É importante dizer, que apesar de ser uma atividade legalizada, ainda existem algumas barreiras a serem superadas para que haja a exploração total das atividades dentro do mercado nacional. O serviço de apostas esportivas só pode ser explorado de forma virtual, ou seja, dentro de sites ou aplicativos cujas empresas possuem sede em outros países.

Isso não só dificulta a entrada de outras empresas, como também faz com que a principal fatia das receitas arrecadadas com a atividade dentro do Brasil, vá direto para outros países, sem que o governo brasileiro possa, efetivamente, colher as devidas contribuições e tributações.

Portanto, apesar de ter sido uma conquista considerável, a Lei nº 13.756/2018 ainda não é suficiente para o Brasil conseguir atingir todo o potencial da indústria. Atualmente, também existem projetos de lei tramitando no Congresso Nacional que buscam ampliar essa legalização para outros modelos de apostas fora os de quota fixa, pois acaba sendo evidente que a legalização parcial dos jogos pode prejudicar as empresas que, ao obterem uma licença no Brasil, aceitarão voluntariamente restringir o leque de produtos a serem oferecidos aos consumidores e os consumidores, consecutivamente, continuem jogando em apostas localizadas em sites do exterior.
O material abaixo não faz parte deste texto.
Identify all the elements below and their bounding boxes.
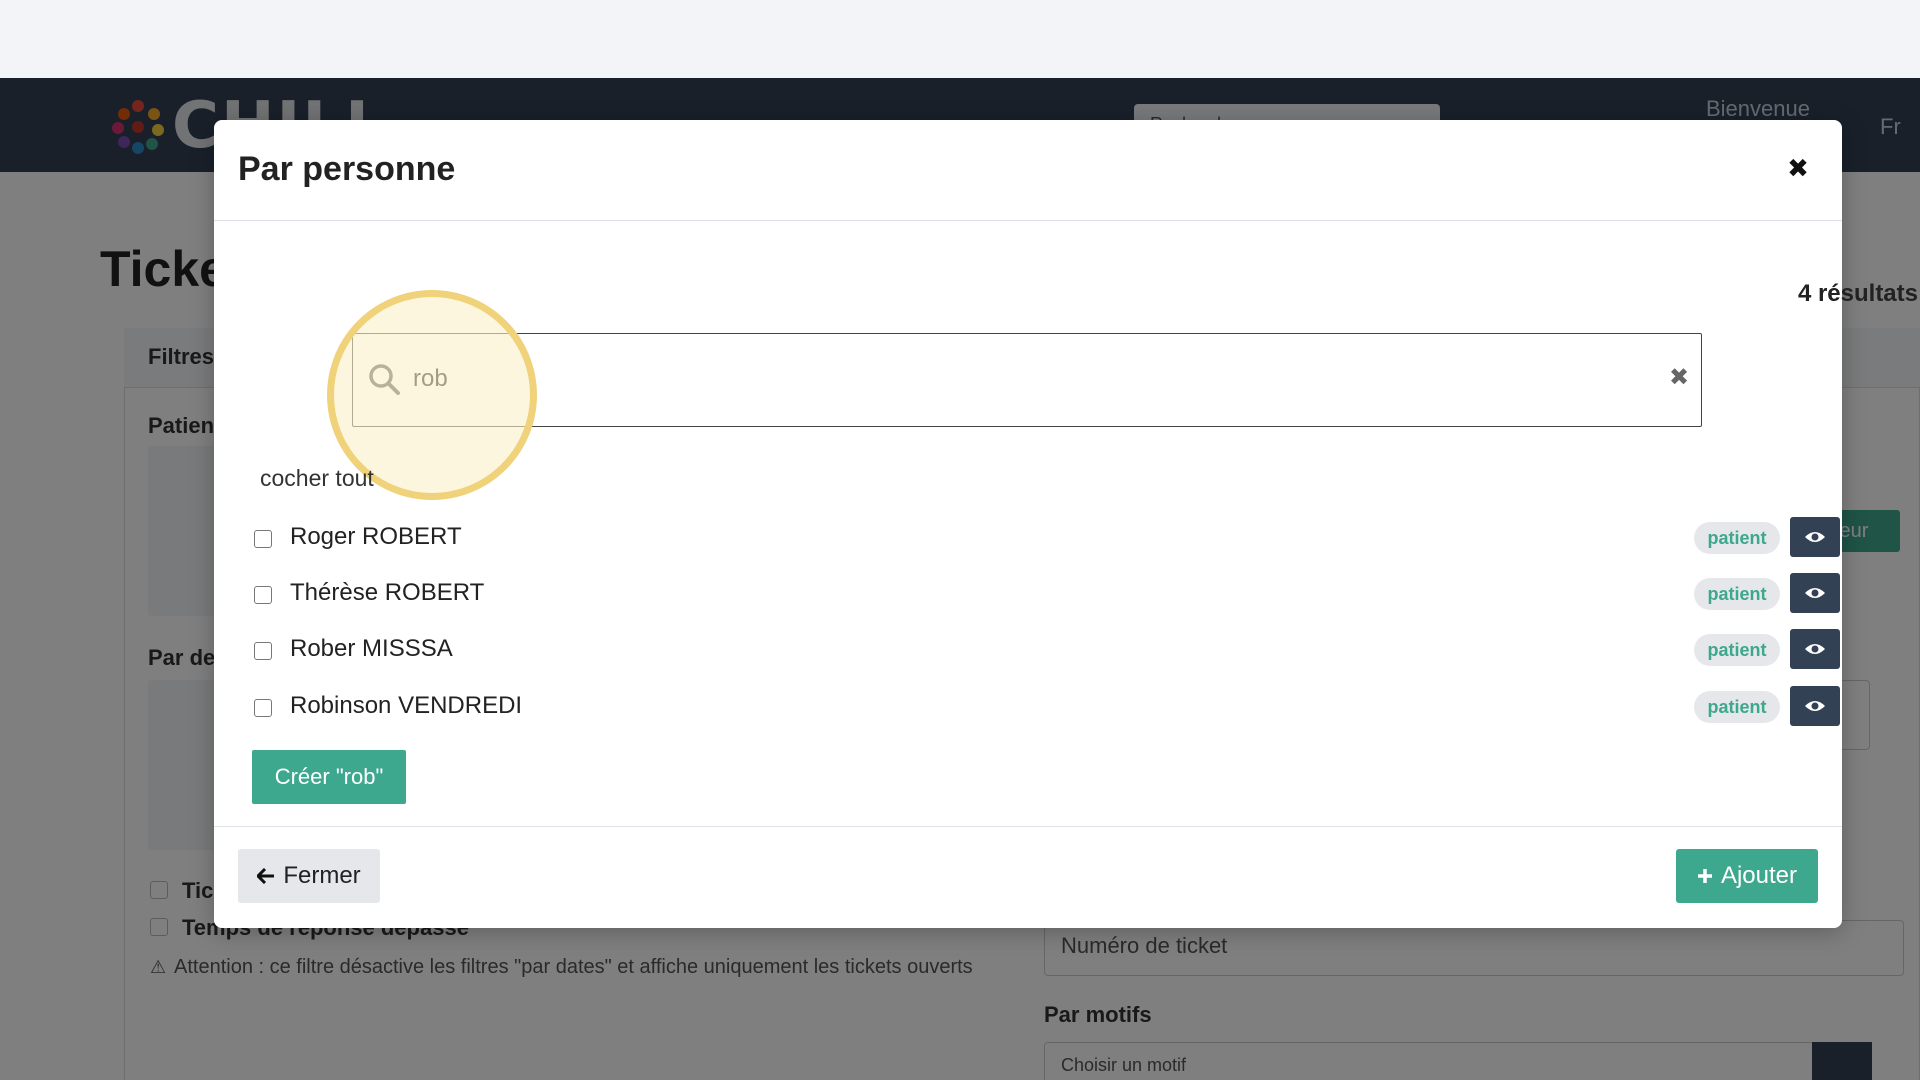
view-button[interactable] (1790, 573, 1840, 613)
modal-title: Par personne (238, 150, 456, 188)
plus-icon (1697, 869, 1712, 883)
result-name: Thérèse ROBERT (290, 579, 485, 606)
result-count: 4 résultats (1797, 280, 1918, 307)
type-badge: patient (1694, 691, 1780, 723)
result-name: Rober MISSSA (290, 635, 453, 662)
type-badge: patient (1694, 634, 1780, 666)
search-field[interactable]: ✖ (352, 333, 1702, 427)
add-button-label: Ajouter (1720, 862, 1798, 889)
result-row[interactable]: Thérèse ROBERT patient (254, 572, 1840, 620)
result-row[interactable]: Rober MISSSA patient (254, 628, 1840, 676)
modal-footer: Fermer Ajouter (214, 826, 1842, 928)
eye-icon (1805, 644, 1825, 654)
close-button-label: Fermer (283, 862, 361, 889)
result-checkbox[interactable] (254, 530, 272, 548)
result-checkbox[interactable] (254, 699, 272, 717)
search-icon (369, 364, 400, 395)
modal-header: Par personne ✖ (214, 120, 1842, 221)
check-all-link[interactable]: cocher tout (260, 465, 374, 492)
create-person-button[interactable]: Créer "rob" (252, 750, 406, 804)
arrow-left-icon (257, 868, 275, 884)
view-button[interactable] (1790, 629, 1840, 669)
eye-icon (1805, 588, 1825, 598)
result-name: Roger ROBERT (290, 523, 462, 550)
type-badge: patient (1694, 578, 1780, 610)
eye-icon (1805, 532, 1825, 542)
result-row[interactable]: Roger ROBERT patient (254, 516, 1840, 564)
clear-icon[interactable]: ✖ (1663, 362, 1695, 394)
view-button[interactable] (1790, 686, 1840, 726)
eye-icon (1805, 701, 1825, 711)
result-checkbox[interactable] (254, 586, 272, 604)
result-name: Robinson VENDREDI (290, 692, 523, 719)
add-button[interactable]: Ajouter (1676, 849, 1818, 903)
close-icon[interactable]: ✖ (1780, 150, 1816, 186)
person-picker-modal: Par personne ✖ 4 résultats ✖ cocher tout… (214, 120, 1918, 928)
browser-top-strip (0, 0, 1920, 78)
type-badge: patient (1694, 522, 1780, 554)
close-button[interactable]: Fermer (238, 849, 380, 903)
result-checkbox[interactable] (254, 642, 272, 660)
view-button[interactable] (1790, 517, 1840, 557)
search-input[interactable] (413, 354, 1613, 404)
result-row[interactable]: Robinson VENDREDI patient (254, 685, 1840, 733)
Regulamentação mais sólida pode trazer boas receitas potenciais aos cofres públicos

Não é mais novidade que a regulamentação das apostas esportivas pode trazer consideráveis receitas para o Brasil. Porém, juntamente com isso, surge uma enorme responsabilidade para entregar uma regulamentação sólida e baseada nas melhores práticas internacionais.

Para se ter uma ideia dos números, estima-se que R$6,4 bilhões acabam não entrando nos cofres públicos, pela falta de tributação, visto que a atividade ainda possui uma regulamentação muito básica, sem a profundidade necessária para um setor que arrecada tanto.
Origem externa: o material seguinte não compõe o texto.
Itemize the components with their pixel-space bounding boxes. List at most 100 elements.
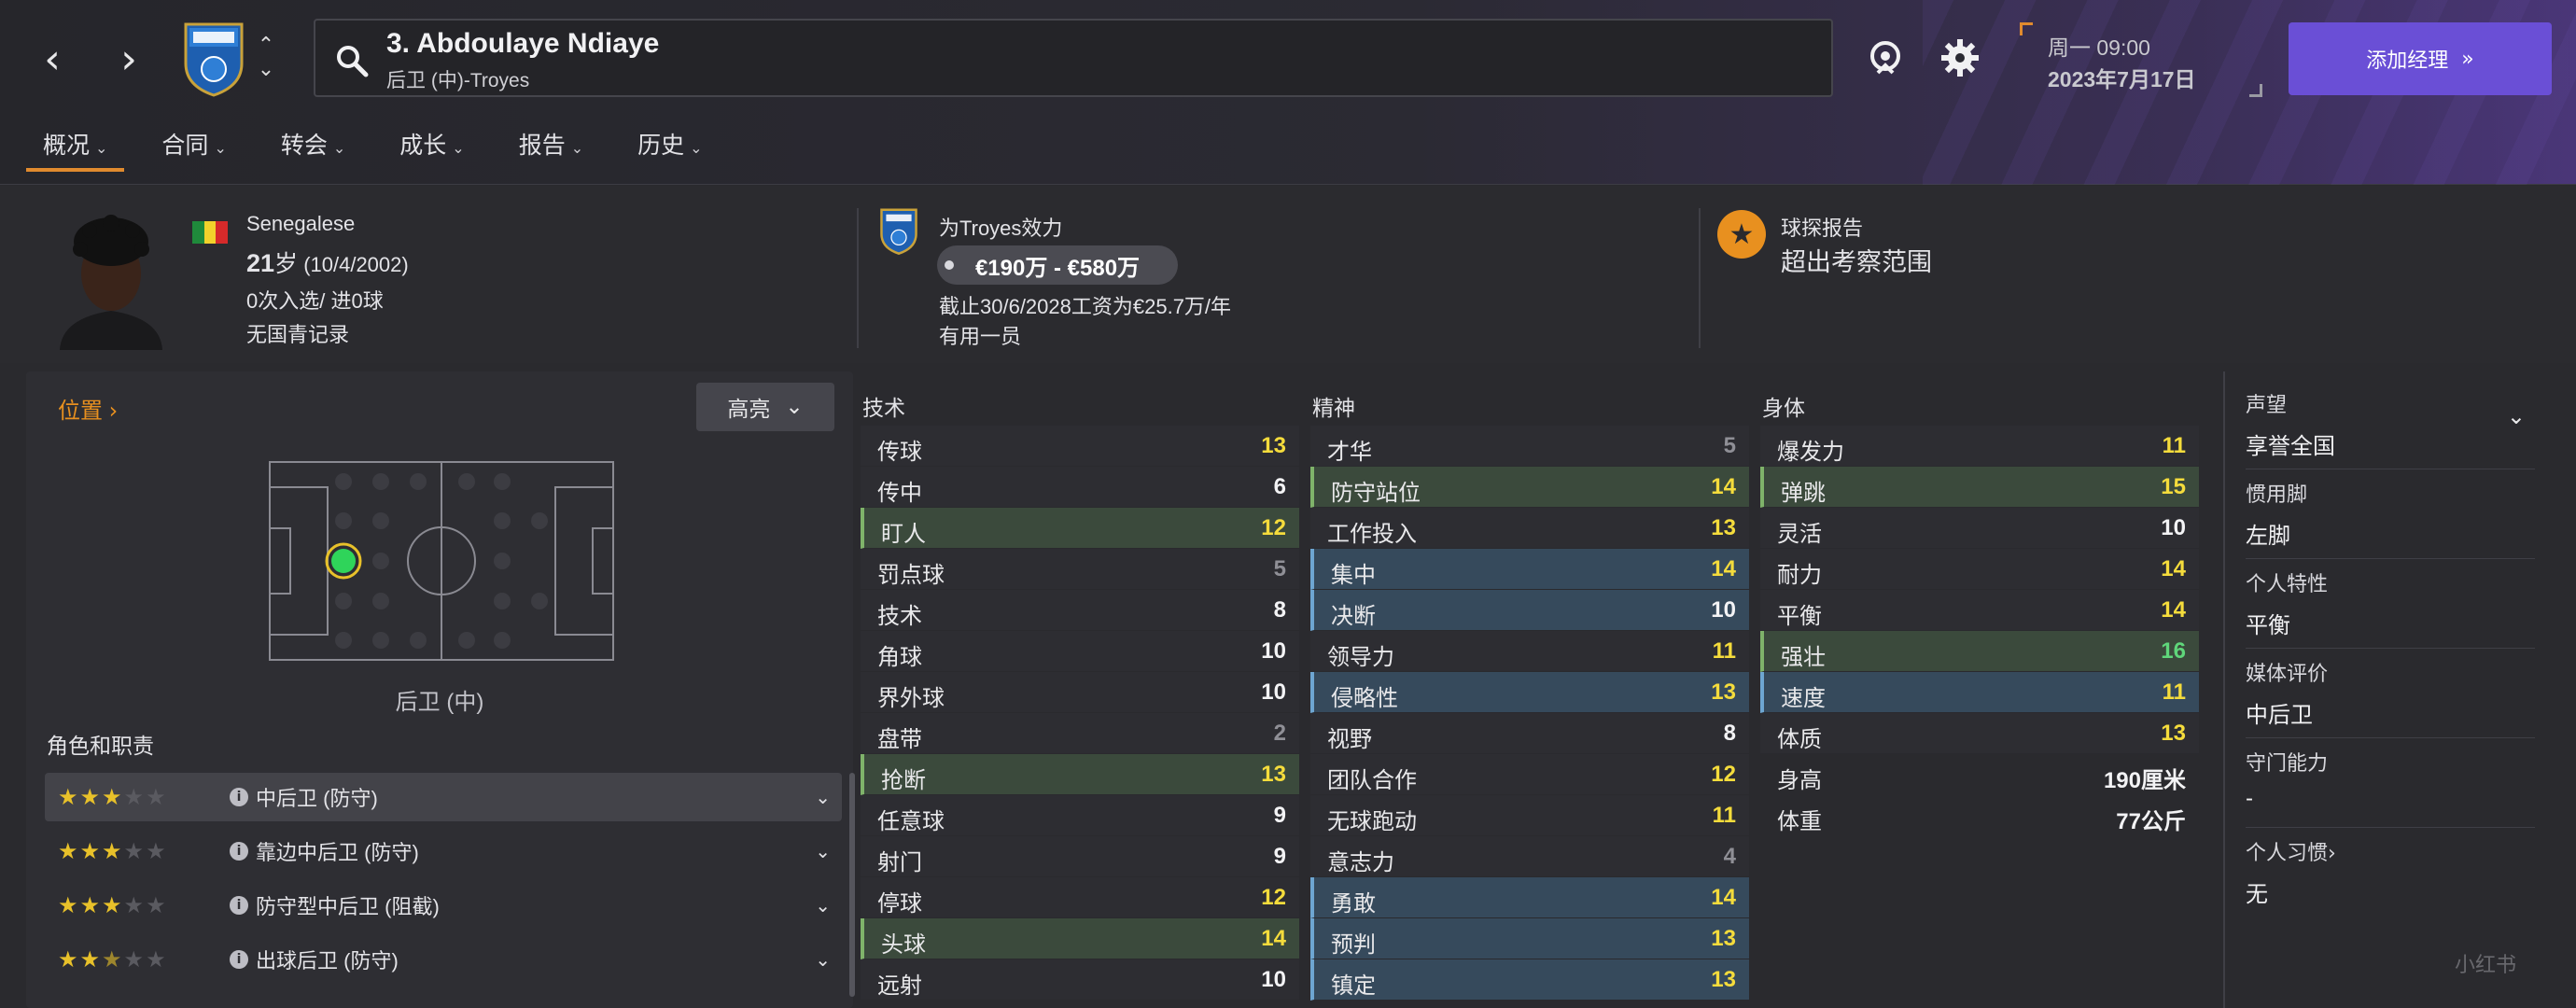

Em termos mais técnicos, dentro do atual cenário, no qual o País somente permite que empresas de apostas operem em território nacional com suas sedes localizadas em no exterior, o Estado brasileiro deixa de arrecadar:

  • O dinheiro da concessão das licenças/autorizações;
  • Os tributos;
  • As receitas indiretas que os recursos gerados na operação podem oferecer

Em suma, de 3 potenciais fontes de arrecadação que poderiam ser oferecidas pelas apostas esportivas, infelizmente, o Brasil não se beneficia de nenhuma delas, exatamente pela atividade estar atuando dentro de uma espécie de “limbo jurídico”.
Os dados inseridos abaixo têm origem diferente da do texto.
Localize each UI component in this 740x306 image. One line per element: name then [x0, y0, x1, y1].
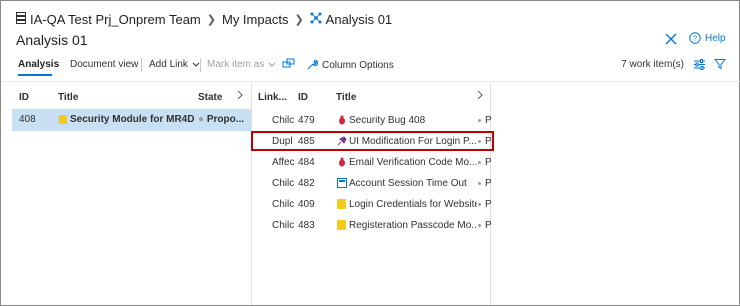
breadcrumb: IA-QA Test Prj_Onprem Team ❯ My Impacts … [16, 10, 392, 28]
row-id: 484 [298, 157, 315, 168]
settings-sliders-icon[interactable] [693, 58, 707, 72]
chevron-down-icon [192, 62, 200, 67]
bug-icon [337, 115, 347, 125]
row-link-type: Chilc [272, 220, 295, 231]
column-header-title[interactable]: Title [336, 92, 356, 103]
column-header-id[interactable]: ID [19, 92, 29, 103]
user-story-icon [337, 199, 347, 209]
linked-items-table: Link... ID Title Chilc 479 Security Bug … [251, 83, 494, 305]
table-row[interactable]: Chilc 482 Account Session Time Out P [252, 173, 492, 194]
row-id: 409 [298, 199, 315, 210]
column-options-label: Column Options [322, 59, 394, 71]
user-story-icon [337, 220, 347, 230]
row-state: P [485, 199, 492, 210]
row-link-type: Chilc [272, 115, 295, 126]
breadcrumb-current: Analysis 01 [325, 11, 393, 27]
row-state: ● Propo... [198, 114, 245, 125]
row-title: Account Session Time Out [349, 178, 467, 189]
row-link-type: Affec [272, 157, 295, 168]
row-title: Email Verification Code Mo... [349, 157, 477, 168]
toolbar-divider [141, 58, 142, 72]
column-header-link[interactable]: Link... [258, 92, 287, 103]
row-id: 408 [19, 114, 36, 125]
column-header-title[interactable]: Title [58, 92, 78, 103]
row-title: Security Module for MR4D... [70, 114, 194, 125]
help-button[interactable]: ? Help [689, 32, 726, 44]
help-label: Help [705, 32, 726, 44]
active-tab-indicator [18, 74, 52, 76]
table-row[interactable]: Chilc 483 Registeration Passcode Mo... P [252, 215, 492, 236]
toolbar-divider [200, 58, 201, 72]
row-id: 479 [298, 115, 315, 126]
column-header-id[interactable]: ID [298, 92, 308, 103]
state-dot [478, 203, 481, 206]
source-items-table: ID Title State 408 Security Module for M… [12, 83, 251, 305]
row-title: Registeration Passcode Mo... [349, 220, 477, 231]
help-icon: ? [689, 32, 701, 44]
filter-icon[interactable] [713, 58, 728, 72]
tab-document-view[interactable]: Document view [70, 59, 138, 70]
mark-item-as-button[interactable]: Mark item as [207, 59, 276, 70]
breadcrumb-section[interactable]: My Impacts [222, 12, 288, 27]
bug-icon [337, 157, 347, 167]
page-title: Analysis 01 [16, 32, 88, 48]
row-link-type: Chilc [272, 199, 295, 210]
add-link-label: Add Link [149, 59, 188, 70]
chevron-right-icon: ❯ [294, 13, 304, 26]
wrench-icon [307, 59, 318, 70]
impact-analysis-icon [310, 12, 322, 27]
chevron-right-icon[interactable] [476, 89, 486, 103]
row-state: P [485, 178, 492, 189]
chevron-right-icon[interactable] [236, 89, 246, 103]
test-case-icon [337, 178, 347, 188]
add-link-button[interactable]: Add Link [149, 59, 200, 70]
user-story-icon [59, 115, 68, 124]
toolbar: Analysis Document view Add Link Mark ite… [1, 55, 740, 77]
row-state: P [485, 157, 492, 168]
highlight-box [251, 131, 494, 151]
state-dot [478, 224, 481, 227]
row-state: P [485, 220, 492, 231]
row-id: 482 [298, 178, 315, 189]
tab-analysis[interactable]: Analysis [18, 59, 59, 70]
column-options-button[interactable]: Column Options [306, 59, 394, 71]
table-row[interactable]: Chilc 479 Security Bug 408 P [252, 110, 492, 131]
state-dot [478, 161, 481, 164]
toolbar-divider-line [1, 81, 740, 82]
row-state: P [485, 115, 492, 126]
svg-text:?: ? [693, 34, 697, 43]
work-item-count: 7 work item(s) [621, 59, 684, 70]
table-row[interactable]: Affec 484 Email Verification Code Mo... … [252, 152, 492, 173]
table-row-selected[interactable]: 408 Security Module for MR4D... ● Propo.… [12, 109, 251, 131]
sync-icon[interactable] [282, 58, 296, 72]
state-dot [478, 182, 481, 185]
row-title: Login Credentials for Website [349, 199, 477, 210]
state-dot [478, 119, 481, 122]
mark-item-as-label: Mark item as [207, 59, 265, 70]
column-header-state[interactable]: State [198, 92, 222, 103]
chevron-down-icon [268, 62, 276, 67]
breadcrumb-project[interactable]: IA-QA Test Prj_Onprem Team [30, 12, 201, 27]
row-link-type: Chilc [272, 178, 295, 189]
window: IA-QA Test Prj_Onprem Team ❯ My Impacts … [0, 0, 740, 306]
team-icon [16, 11, 26, 27]
chevron-right-icon: ❯ [206, 13, 216, 26]
row-id: 483 [298, 220, 315, 231]
table-row[interactable]: Chilc 409 Login Credentials for Website … [252, 194, 492, 215]
close-icon[interactable] [665, 33, 679, 47]
row-title: Security Bug 408 [349, 115, 426, 126]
<strong>O crescimento do setor de apostas esportivas “exige” uma regulamentação mais sólida</strong>

Existe mesmo segurança em serviços de apostas online?

Embora sejam serviços ofertados exclusivamente de forma online, as empresas que prestam esses serviços gerais de cassino online ou apostas esportivas, como é mais disseminado por aqui, costumam ser muito cuidadosas quanto à segurança de suas plataformas, quando se trata das maiores marcas do mercado. Por isso, em sites como SportingBet, Bet365 e NetBet Roleta há um cuidado certeiro tanto em relação aos pagamentos a serem feitos aos apostadores em jogos de eventos esportivos, quanto aos dados cadastrais dos usuários dos sites com criptografias que diminuem consideravelmente as possibilidades de vazamento.

Vale lembrar ainda que nos últimos dias, o próprio Governo Federal deu uma nova luz para o tema, afirmando que a regularização das apostas não está longe de ser publicada, devido principalmente aos prejuízos com a falta de fiscalização das mesmas.